As the U.S. Supreme Court considers arguments from attorneys for two convicted murderers from Kentucky who claim that the three-drug lethal injection protocol used in most death-penalty states can cause excruciating pain, do not be fooled. The same thug-hugging lawyers who complain that a convicted killer Goddess forbid might conceivably feel pain during execution (if the drugs are not administered properly) often are the first to keep doctors out of the execution chamber, because they want the alleged possibility of pain as a legal argument.
That's how much they care about their clients. Or it shows how bogus they know their excruciating-pain argument to be.
Start with the bogus medical argument that the three-drug protocol may cause "excruciating pain" and hence violates the Eighth Amendment protection against "cruel and unusual punishment." In that the Kentucky protocol starts with the administration of 10 times the amount of sodium pentothal needed to start invasive surgery, there is no chance that the other two drugs will cause pain for a convicted killer during execution. And no one has proven that an executed inmate has felt any pain from the three-drug cocktail.

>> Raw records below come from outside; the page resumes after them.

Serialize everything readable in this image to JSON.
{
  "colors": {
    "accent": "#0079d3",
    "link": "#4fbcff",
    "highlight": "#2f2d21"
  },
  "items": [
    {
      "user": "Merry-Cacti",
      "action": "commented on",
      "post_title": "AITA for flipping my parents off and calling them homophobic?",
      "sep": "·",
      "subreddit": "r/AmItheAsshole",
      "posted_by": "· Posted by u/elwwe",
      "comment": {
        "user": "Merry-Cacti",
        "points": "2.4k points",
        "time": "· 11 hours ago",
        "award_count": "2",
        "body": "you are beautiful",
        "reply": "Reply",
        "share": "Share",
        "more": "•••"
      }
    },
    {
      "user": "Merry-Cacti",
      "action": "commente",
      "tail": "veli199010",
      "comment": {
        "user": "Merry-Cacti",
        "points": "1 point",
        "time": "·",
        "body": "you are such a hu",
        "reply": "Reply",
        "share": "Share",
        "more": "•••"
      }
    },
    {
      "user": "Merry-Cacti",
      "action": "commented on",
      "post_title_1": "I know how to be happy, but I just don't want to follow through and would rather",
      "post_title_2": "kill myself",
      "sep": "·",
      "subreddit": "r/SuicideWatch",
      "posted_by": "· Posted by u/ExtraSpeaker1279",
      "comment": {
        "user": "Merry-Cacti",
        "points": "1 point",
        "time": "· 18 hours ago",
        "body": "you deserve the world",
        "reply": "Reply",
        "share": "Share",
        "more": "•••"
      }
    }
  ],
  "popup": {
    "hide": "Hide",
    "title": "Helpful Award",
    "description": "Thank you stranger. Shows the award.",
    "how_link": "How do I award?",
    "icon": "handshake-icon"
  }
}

Yes, some politicized medical journals have been willing to publish alleged research that supports the bogus pain argument, but they do so to their own discredit. In 2005, the British medical journal, The Lancet, ran a piece that reported that blood samples taken from executed prisons showed concentrations of the sodium pentothal that "were lower than that required for surgery in 43 of 49 executed inmates." It turns out the samples were taken as long as two days after death, which allowed the drug to dissipate.
Justices David Souter and Stephen Breyer flirted with the notion of having lower courts consider what Donald Verilli Jr., who represented two convicted Kentucky killers, called "the practical alternative" one dose of sodium pentothal, which should be lethal, if slow.
Sure, that's "practical" - for defense lawyers, not the courts. If the justices were to mandate one-drug lethal injection, the big bench could create fodder for more appeals because the only known problematic executions involved poorly inserted needles not the drugs. And there is no guarantee that injections of one drug will be completely problem free.
Justice Antonin Scalia seemed to get it when he commented, "This is an execution, not surgery." As the Washington Post reported, Scalia also asked where the Constitution says that "in the execution of a person, who has been convicted of killing people, we must choose the least painful method possible?"
Ralph Baze, whom Verilli represents, killed two cops serving warrants against him in 1992. He recently told the Louisville Courier-Journal that he won't apologize for the murders he shot the officers in the back in self-defense.
Now, I don't want Baze to suffer when he is executed should that day ever come but there is no reason to expect he would suffer, other than suffering loss of his life.
Which is the whole point.
And until the courts get wise to the anti-death penalty lobby's bait-and-switch, citizens can expect to watch countless dollars fund these dishonest appeals. Sleep safe, America, secure in the knowledge that the safest man in America is a death-row inmate with a pending appeal.